I told the Young Women that the Lord had literally been just waiting for me to repent.  He will always forgive us of our sins, if we just turn to Him in repentance.  We have to include the Savior and His atonement.  We have to take all the steps of true repentance - He's only waiting.

Then I shared with them the feelings afterwards of pure JOY.  Pure relief - happiness and encircled in love.  With those feelings, why would we NOT want to repent as quickly as possible?  Fear? Consequences? Shame? Rejection?  All of this was shared and I think the spirit witnessed to all of us, including ME again, that the law of repentance and forgiveness is truly the Lord's plan for our happiness.

I was grateful, AGAIN, for the witness on Sunday, that the Lord has truly forgiven me.  And I'm glad I was able to share that spirit with the girls.

By the end of my time in Young Women's, I'm thinking they just might know too much about Sister Lott.  But if the spirit says to share, I will share.  And hopefully what happens in Young Women's, STAYS in Young Women's.

 

May


 I have always loved the month of May.

Both of my parents birthday's are in May.  It's Mother's Day.  Spring is coming to a close and the touches of summer come.  The garden is planted and the results of some hard days of planting garden and flowers are in full bloom.  I've always loved the month of May.

Until now.
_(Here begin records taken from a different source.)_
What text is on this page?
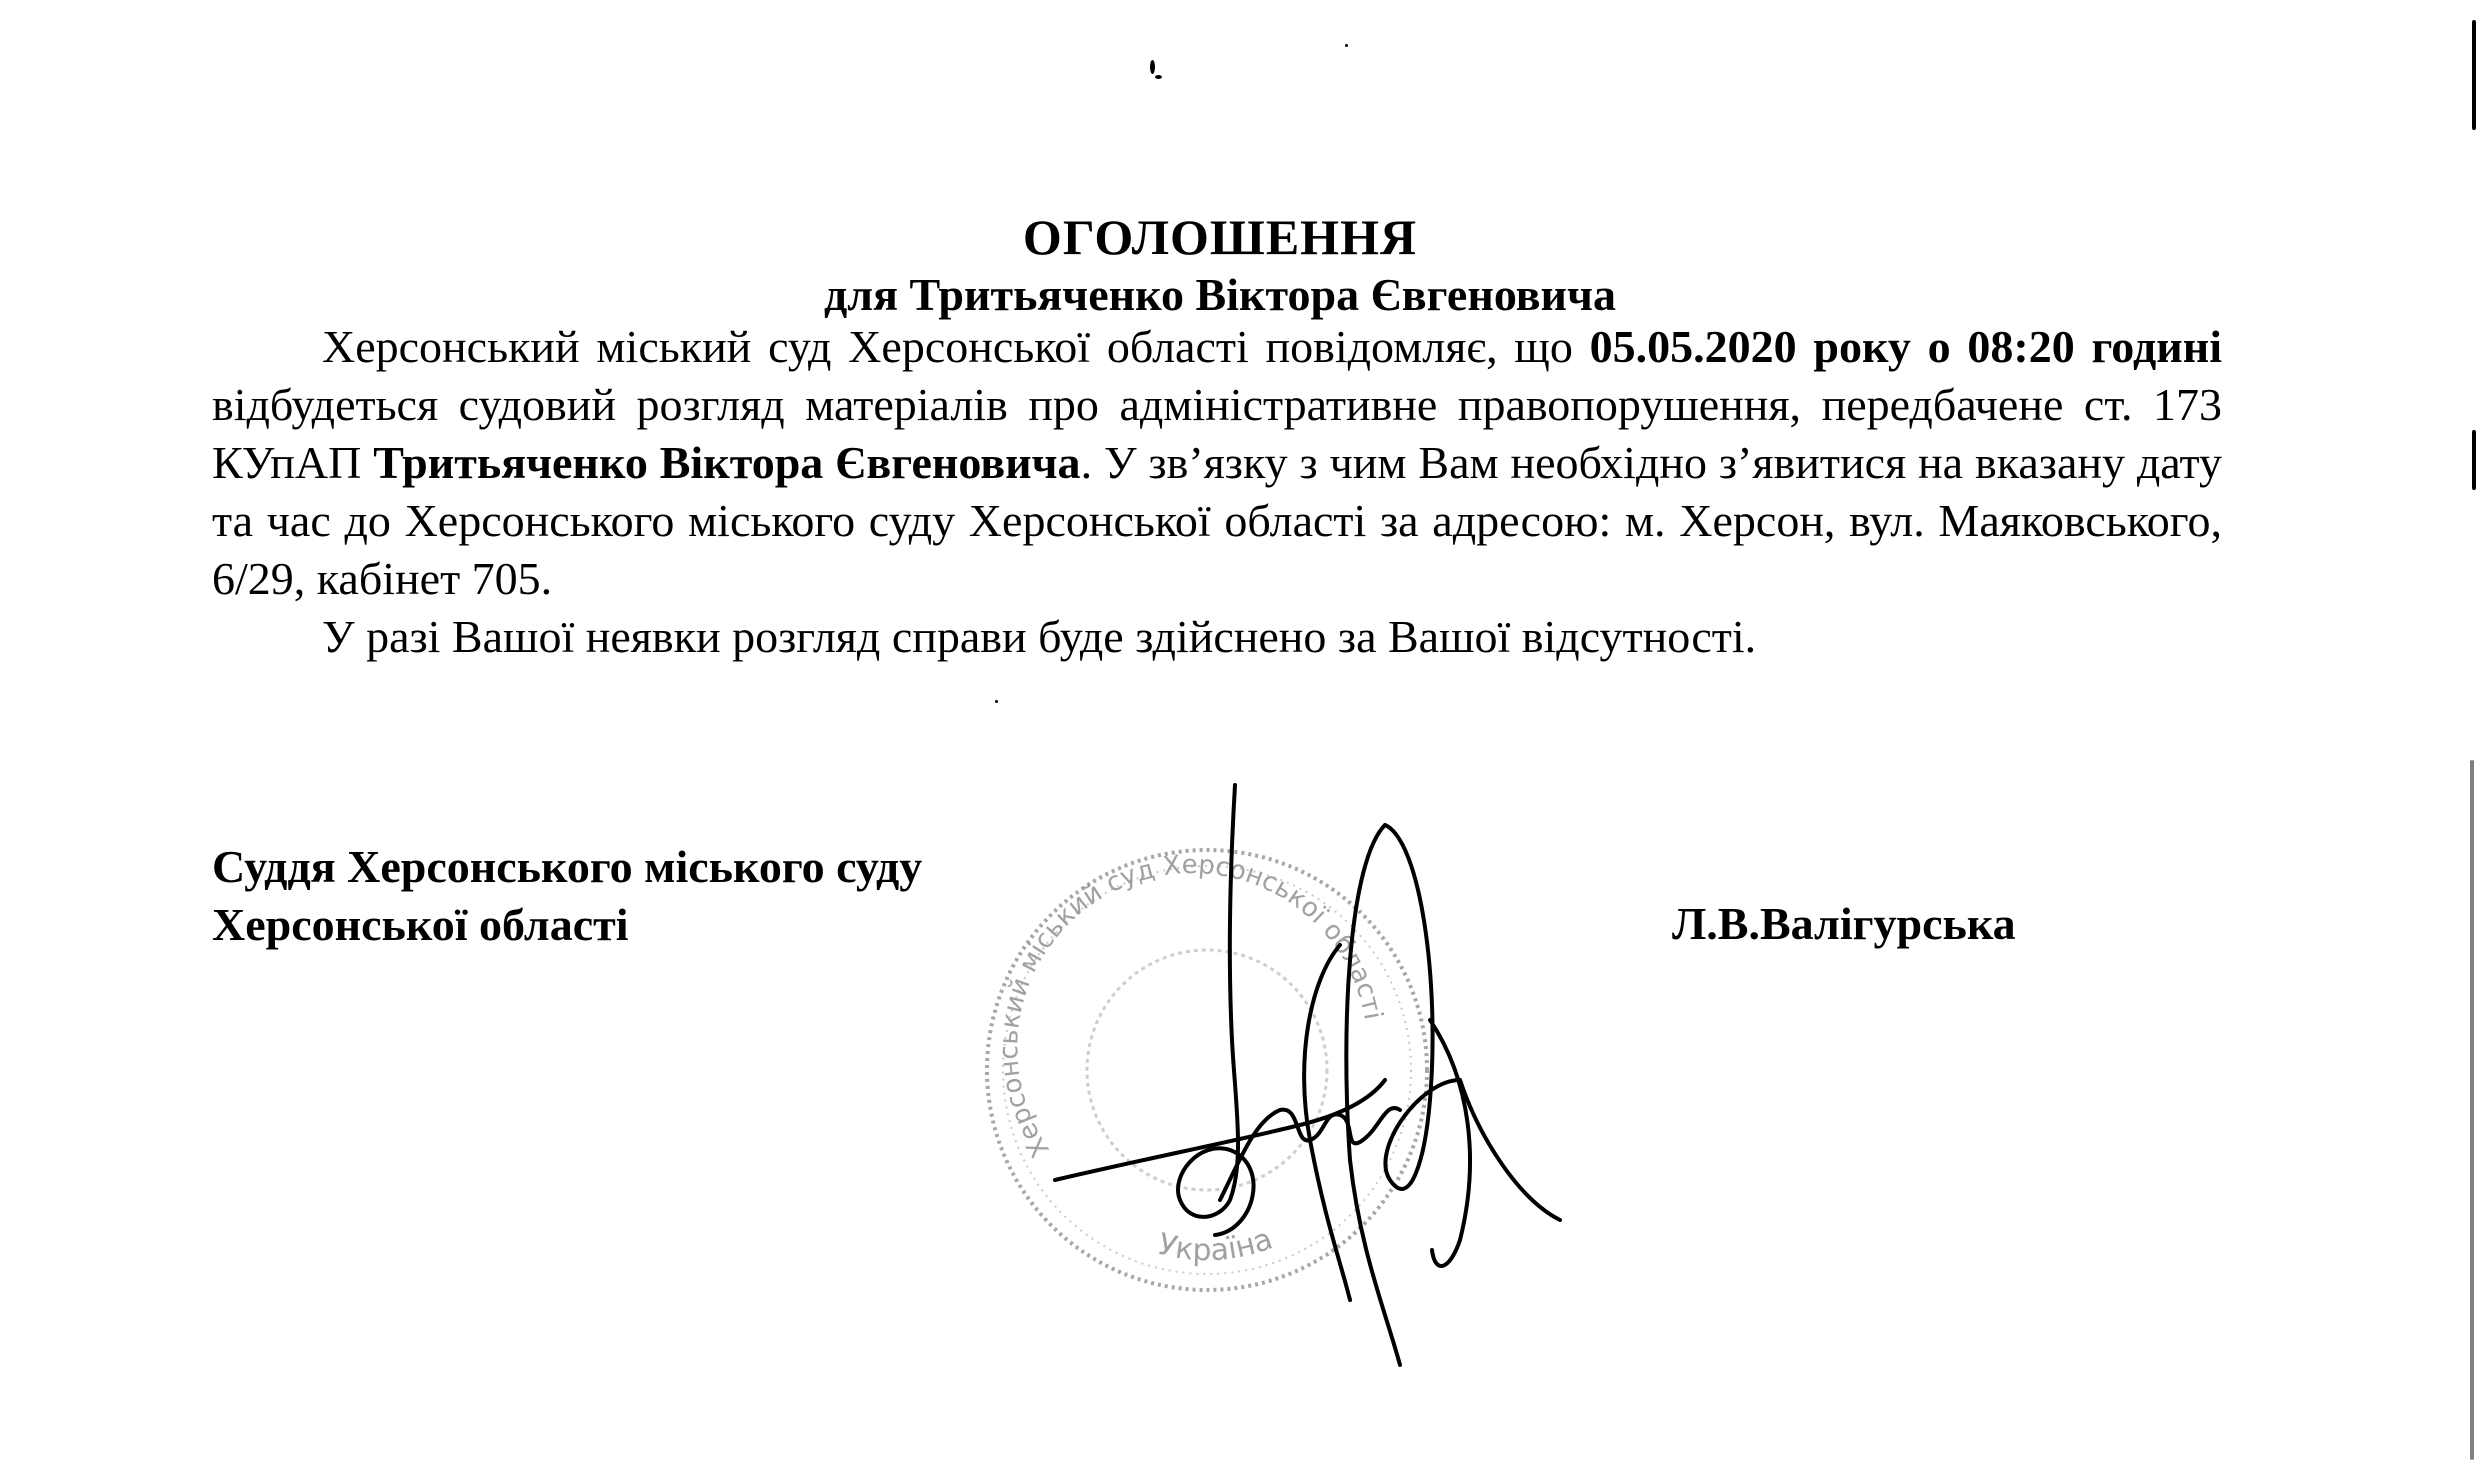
ОГОЛОШЕННЯ
для Тритьяченко Віктора Євгеновича

Херсонський міський суд Херсонської області повідомляє, що 05.05.2020 року о 08:20 годині відбудеться судовий розгляд матеріалів про адміністративне правопорушення, передбачене ст. 173 КУпАП Тритьяченко Віктора Євгеновича. У зв’язку з чим Вам необхідно з’явитися на вказану дату та час до Херсонського міського суду Херсонської області за адресою: м. Херсон, вул. Маяковського, 6/29, кабінет 705.

У разі Вашої неявки розгляд справи буде здійснено за Вашої відсутності.

Суддя Херсонського міського суду
Херсонської області	Л.В.Валігурська
Херсонський міський суд Херсонської області
Україна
The tulip blossoms have all come to their end.  The pansies are on their last leg - and I don't think much of our garden is going to survive.  With issues of the soil/mulch and the heat, it looks like our green beans are not going to survive - they look so sad.  I'm so sad.  I can't believe how this is affecting me.  Such hard work - such giving of time and love - I'm feeling betrayed.

To top it off, Mother's Day fell on the day of daddy's death this year.  It was hard for my mother - for me - and for my siblings.  The day became more of a day of rememberance of my day instead of anything else.  Not that it was painful, but just loss.

Which of course, brings to thought that one week later, this Sunday, will be one year since Rachel's passing too.  But I can't handle that right now.  I'll think of that when it comes.  Sad thing is ... it will come.

I do find joy in my watching of Peyton every day though.  She turned 15 months the other day.  Do you realize that's just 3 month from going into nursery at church!!??  She's getting so big.  Loves to play outside in the water - but is falling down, running into and bonking her head a LOT.  Just this morning, she turned around right into the corner of our bathroom door.  Smack.  One day soon I will do a post just on her - download all the recent pictures of her comings and goings.  

And Young Womens.  I'm loving it now.  I've fallen in love with the girls and their lives.  They are such good girls.  We've had some great lessons together and some even better activities.  Once again, I'm going to have to do a post, with pictures, all about Young Womens.

Kylie and Mike put their house on the market today with plans of moving next month.  Makes it a little more real now.  Our family continues with struggles  between some of the siblings.  Makes me sad.  So sad.  But I can't make it better until hearts are softened and much forgiveness is asked for and given.  We are supposed to have family pictures taken in a few weeks - hope we can at least fake it for the camera.  Hoping for an 'Academy Awards' moment.